La crisi del centrosinistra ha sempre più il suo epicentro in un Partito democratico che avrebbe dovuto esorcizzare la debolezza dei due partiti fondatori e che, invece, è un oggetto misterioso, una semplice formula, priva dell'appeal che poteva avere dodici anni fa, quando la fondazione dell'Ulivo apparve come un possibile passaggio dal riformismo del Novecento ad una sinistra capace di misurarsi con le sfide dell'innovazione. Ciò che restava di quell'appeal, peraltro rilanciato dalle primarie, si è rapidamente consumato nell'esaurimento del governo Prodi.

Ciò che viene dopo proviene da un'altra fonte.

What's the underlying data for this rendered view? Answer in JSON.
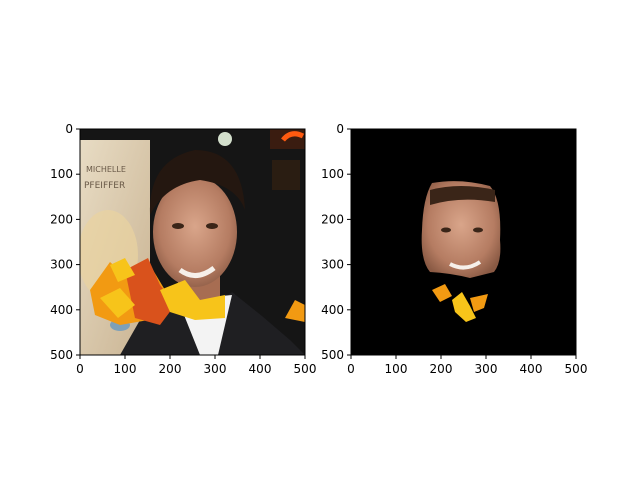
{
  "chart_data": [
    {
      "type": "image",
      "title": "",
      "xlabel": "",
      "ylabel": "",
      "xlim": [
        0,
        500
      ],
      "ylim": [
        500,
        0
      ],
      "xticks": [
        0,
        100,
        200,
        300,
        400,
        500
      ],
      "yticks": [
        0,
        100,
        200,
        300,
        400,
        500
      ],
      "tick_labels_x": [
        "0",
        "100",
        "200",
        "300",
        "400",
        "500"
      ],
      "tick_labels_y": [
        "0",
        "100",
        "200",
        "300",
        "400",
        "500"
      ],
      "image_content": "photo of smiling man in dark suit with autumn leaves overlay, poster with text on left",
      "poster_text": [
        "MICHELLE",
        "PFEIFFER"
      ]
    },
    {
      "type": "image",
      "title": "",
      "xlabel": "",
      "ylabel": "",
      "xlim": [
        0,
        500
      ],
      "ylim": [
        500,
        0
      ],
      "xticks": [
        0,
        100,
        200,
        300,
        400,
        500
      ],
      "yticks": [
        0,
        100,
        200,
        300,
        400,
        500
      ],
      "tick_labels_x": [
        "0",
        "100",
        "200",
        "300",
        "400",
        "500"
      ],
      "tick_labels_y": [
        "0",
        "100",
        "200",
        "300",
        "400",
        "500"
      ],
      "image_content": "segmentation mask: face region with leaf fragments on black background"
    }
  ],
  "colors": {
    "axis": "#000000",
    "mask_background": "#000000",
    "leaf_orange": "#f29a12",
    "leaf_red": "#d9521c",
    "leaf_yellow": "#f7c41a",
    "skin": "#c48c70",
    "suit": "#1f1f22"
  }
}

L'area dell'Unione, se si può ancora chiamare Unione, non ha risolto nessuno dei suoi problemi. La sua crisi non si chiama Turigliatto. È la crisi delle sue due grandi componenti, Ds e Margherita, tenute insieme - è vero - da un istinto di sopravvivenza, ma senza una prospettiva, unite quando vanno da Napolitano, ma di nuovo frammentate il giorno dopo.